I do not regard the accident one inevitable to both parties, but hold, on the proofs, that it resulted from the want of due skill and care on the part of the Blossom.

The damages of the libellant are not to be limited to the mere cost of repairing the schooner. The libellant is entitled to a reparation of his actual injury, that is, his vessel should be made to him staunch and serviceable to a like degree as she was before the collision; but he cannot recover for sup-posable or consequential damages. The repairs made did not place her in the sound condition she was before this injury; nor is an estimate given of what it will cost to take up the deck, and replace knees, &c; and in the absence of such estimate, it may be safely concluded that a like expenditure with thatalready made, will be needed to furnish such repair.

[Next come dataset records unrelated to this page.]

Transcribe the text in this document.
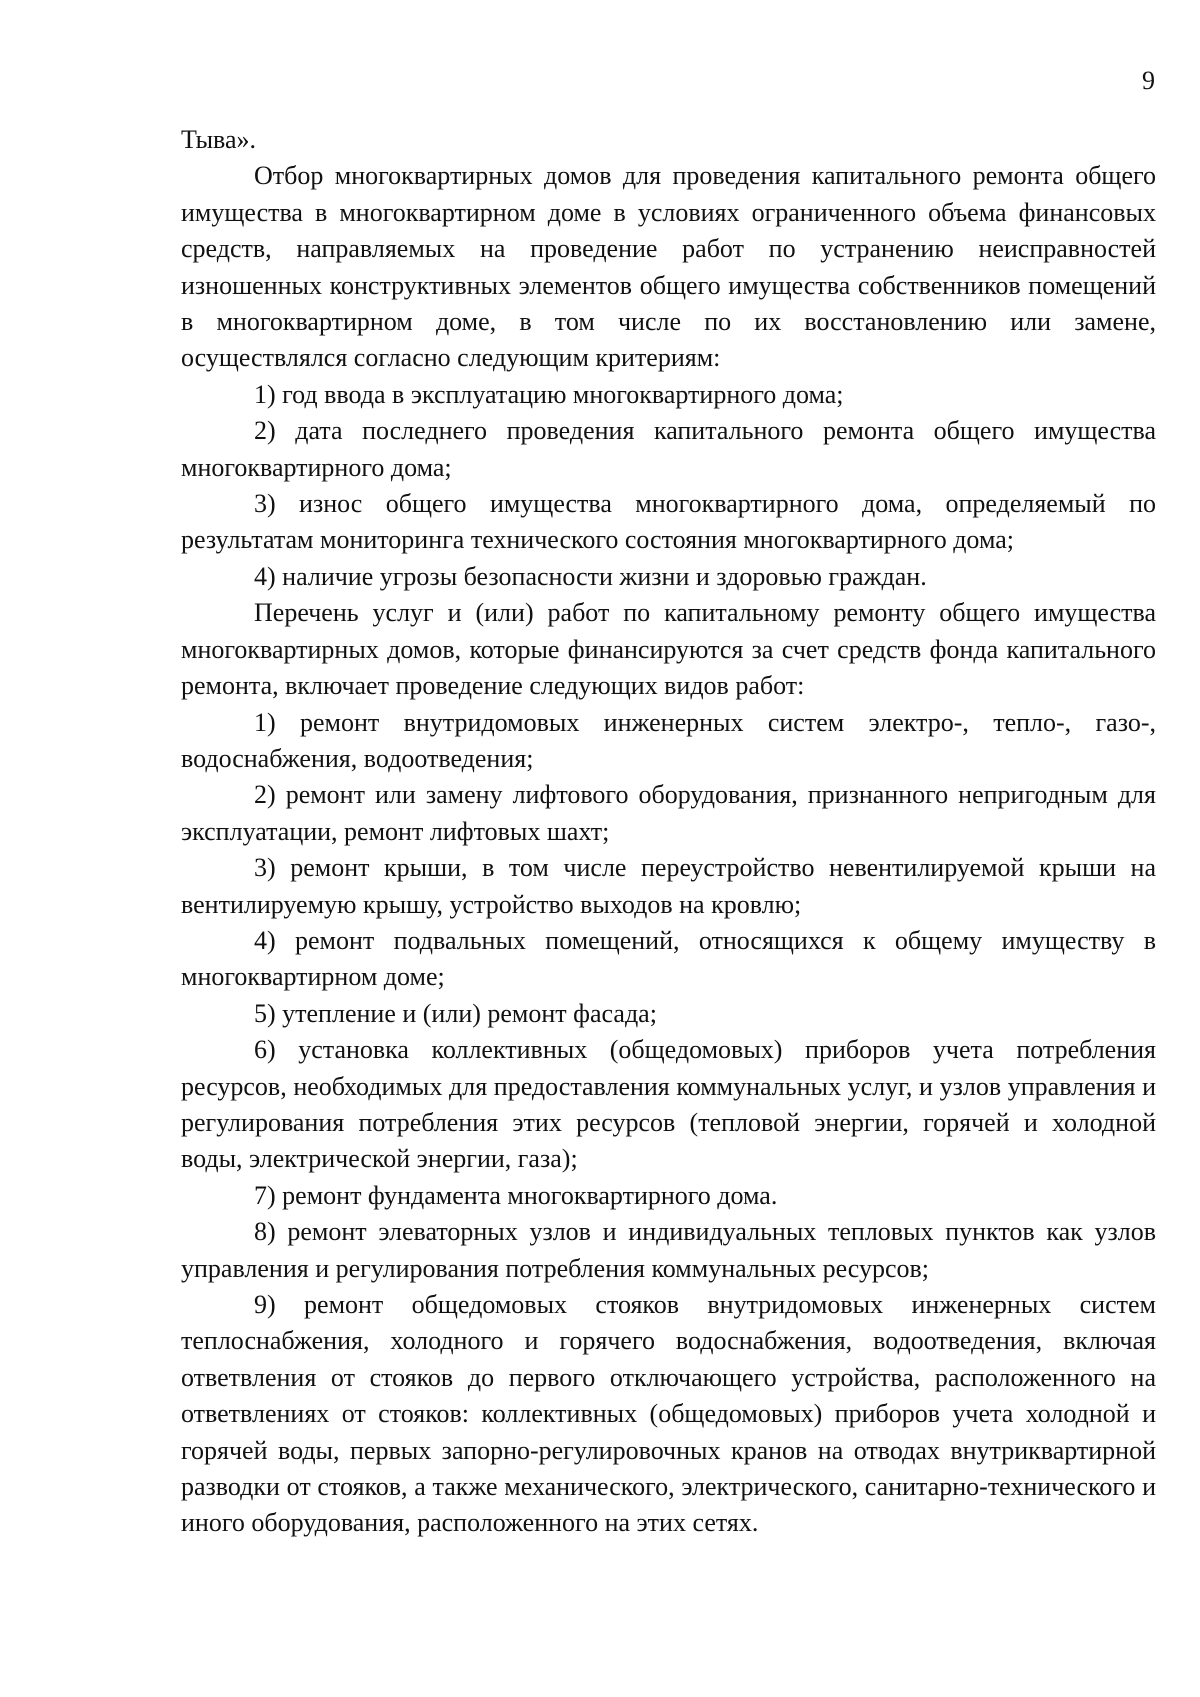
9

Тыва».

Отбор многоквартирных домов для проведения капитального ремонта общего имущества в многоквартирном доме в условиях ограниченного объема финансовых средств, направляемых на проведение работ по устранению неисправностей изношенных конструктивных элементов общего имущества собственников помещений в многоквартирном доме, в том числе по их восстановлению или замене, осуществлялся согласно следующим критериям:

1) год ввода в эксплуатацию многоквартирного дома;

2) дата последнего проведения капитального ремонта общего имущества многоквартирного дома;

3) износ общего имущества многоквартирного дома, определяемый по результатам мониторинга технического состояния многоквартирного дома;

4) наличие угрозы безопасности жизни и здоровью граждан.

Перечень услуг и (или) работ по капитальному ремонту общего имущества многоквартирных домов, которые финансируются за счет средств фонда капитального ремонта, включает проведение следующих видов работ:

1) ремонт внутридомовых инженерных систем электро-, тепло-, газо-, водоснабжения, водоотведения;

2) ремонт или замену лифтового оборудования, признанного непригодным для эксплуатации, ремонт лифтовых шахт;

3) ремонт крыши, в том числе переустройство невентилируемой крыши на вентилируемую крышу, устройство выходов на кровлю;

4) ремонт подвальных помещений, относящихся к общему имуществу в многоквартирном доме;

5) утепление и (или) ремонт фасада;

6) установка коллективных (общедомовых) приборов учета потребления ресурсов, необходимых для предоставления коммунальных услуг, и узлов управления и регулирования потребления этих ресурсов (тепловой энергии, горячей и холодной воды, электрической энергии, газа);

7) ремонт фундамента многоквартирного дома.

8) ремонт элеваторных узлов и индивидуальных тепловых пунктов как узлов управления и регулирования потребления коммунальных ресурсов;

9) ремонт общедомовых стояков внутридомовых инженерных систем теплоснабжения, холодного и горячего водоснабжения, водоотведения, включая ответвления от стояков до первого отключающего устройства, расположенного на ответвлениях от стояков: коллективных (общедомовых) приборов учета холодной и горячей воды, первых запорно-регулировочных кранов на отводах внутриквартирной разводки от стояков, а также механического, электрического, санитарно-технического и иного оборудования, расположенного на этих сетях.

I accordingly decree that the libellant recover $62.60, with his costs to be taxed; but as this valuation may be regarded by the parties below or beyond the actual value of the work required, leave is given to either party to take a reference on the point, as to what it would cost to place the schooner in as serviceable a state as she was before the collision. If both parties do not unite in the reference, then it is to be taken at the expense of the one asking it.